We had all carried our packed lunch and stopped at a fantastic viewpoint for lunch. There were plenty of ravens around keen to help us with our lunch. Lunch consisted of fried chicken, sandwiches, fruit, fruit juice and peanuts. It was filling and full over energy for our climb. We set off again after lunch but within 5 minutes I was feeling horrendous. Nausea, headache and generally unwell. Was it altitude or lunch? I felt slightly unco-ordinated too. I dropped my camera whilst putting it away; it landed on a rock, but luckily on the battery case so survived without any damage. I was thinking if this is how altitude sickness is and I am only at 3700m I am in for a rough ride.
However, after half an hour the rough feeling past and I felt good! As we got higher and higher the views got better and better. We were above the clouds and the vistas were stunning. You could stop every minute of climbing for a better picture of another stunning landscape. We got to our max altitude of the day at 3905m before a slight descent to our camp for the night – Shira Camp 2. It was a beautiful location with views south to Mt Meru, which is near Arusha, South West over Mt.

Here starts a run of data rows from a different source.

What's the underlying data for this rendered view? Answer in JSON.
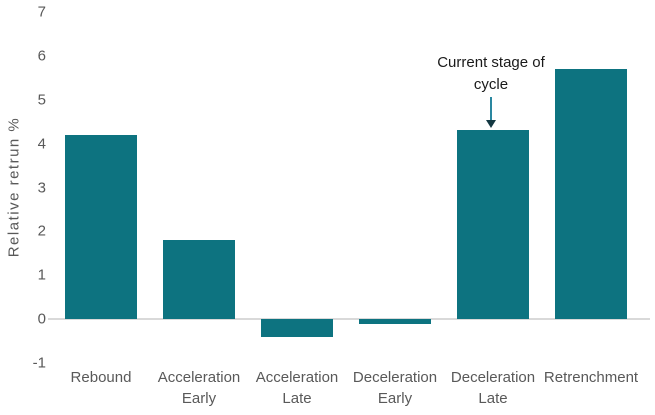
{
  "chart_data": {
    "type": "bar",
    "title": "",
    "ylabel": "Relative retrun %",
    "xlabel": "",
    "ylim": [
      -1,
      7
    ],
    "yticks": [
      7,
      6,
      5,
      4,
      3,
      2,
      1,
      0,
      -1
    ],
    "categories": [
      "Rebound",
      "Acceleration Early",
      "Acceleration Late",
      "Deceleration Early",
      "Deceleration Late",
      "Retrenchment"
    ],
    "category_lines": [
      [
        "Rebound"
      ],
      [
        "Acceleration",
        "Early"
      ],
      [
        "Acceleration",
        "Late"
      ],
      [
        "Deceleration",
        "Early"
      ],
      [
        "Deceleration",
        "Late"
      ],
      [
        "Retrenchment"
      ]
    ],
    "values": [
      4.2,
      1.8,
      -0.4,
      -0.1,
      4.3,
      5.7
    ],
    "grid": false,
    "legend": false,
    "annotation": {
      "text": "Current stage of\ncycle",
      "target_category": "Deceleration Late",
      "arrow_direction": "down"
    },
    "colors": {
      "bar": "#0d7380",
      "arrow_line": "#2a87a0",
      "arrow_head": "#133842",
      "axis_text": "#595959",
      "zero_line": "#d9d9d9",
      "annotation_text": "#1a1a1a",
      "background": "#ffffff"
    }
  }
}
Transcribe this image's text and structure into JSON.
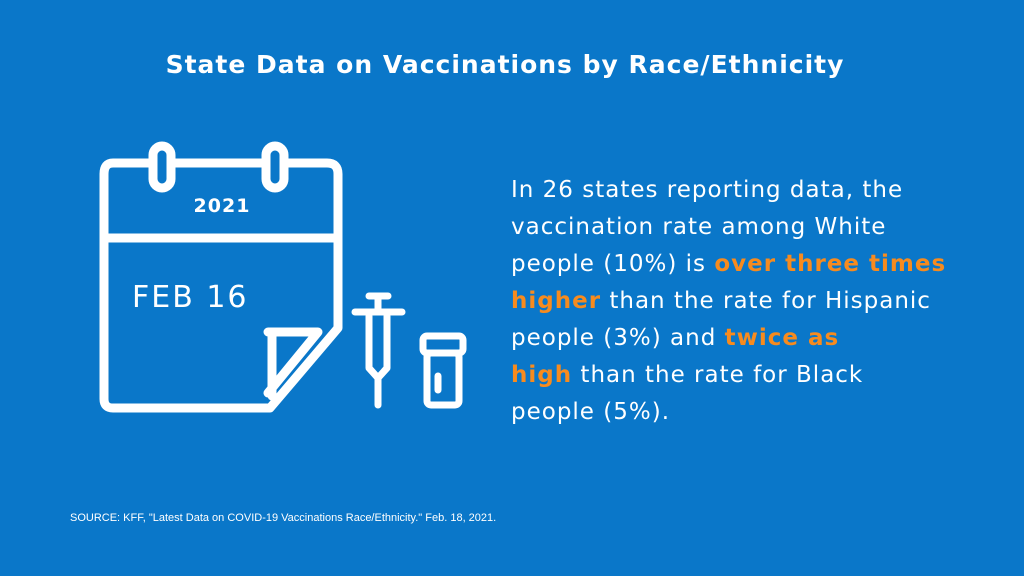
{
  "title": "State Data on Vaccinations by Race/Ethnicity",
  "calendar": {
    "year": "2021",
    "date": "FEB 16"
  },
  "icons": [
    "calendar-icon",
    "syringe-icon",
    "vial-icon"
  ],
  "body": {
    "lines": [
      [
        {
          "text": "In 26 states reporting data, the",
          "highlight": false
        }
      ],
      [
        {
          "text": "vaccination rate among White",
          "highlight": false
        }
      ],
      [
        {
          "text": "people (10%) is ",
          "highlight": false
        },
        {
          "text": "over three times",
          "highlight": true
        }
      ],
      [
        {
          "text": "higher",
          "highlight": true
        },
        {
          "text": " than the rate for Hispanic",
          "highlight": false
        }
      ],
      [
        {
          "text": "people (3%) and ",
          "highlight": false
        },
        {
          "text": "twice as",
          "highlight": true
        }
      ],
      [
        {
          "text": "high",
          "highlight": true
        },
        {
          "text": " than the rate for Black",
          "highlight": false
        }
      ],
      [
        {
          "text": "people (5%).",
          "highlight": false
        }
      ]
    ]
  },
  "source": "SOURCE: KFF, \"Latest Data on COVID-19 Vaccinations Race/Ethnicity.\" Feb. 18, 2021.",
  "colors": {
    "background": "#0a77c9",
    "text": "#ffffff",
    "highlight": "#f78b1e"
  }
}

Shira and extinct volcano and northwards to Kili herself. We had some time to relax but now we had stopped walking and we were at altitude we could all feel the cold, make worse by a strong wind. After a little rest we all went for a small walk up to Shira cave for a photo and to expose us to a little more altitude. We all washed, and toileted before an excellent dinner. Richard was feeling a little sick and didn’t eat too much. The rest of us weren’t too bad, apart from the regular “Diamox breaks”. I took a few more sunset pics and star pics. I tried to do a time lapse of the Milky Way, which worked out ok, but I only took 20 shots as I was worried that I would not have enough camera batteries for the trip. This was even though I had taken a Goal Zero Nomad 7 solar charger to try and keep my batteries charged whilst up the mountain. I had it fixed to the back of my rucksack so it would charge on the way. It was a fairly early night and I was soon asleep.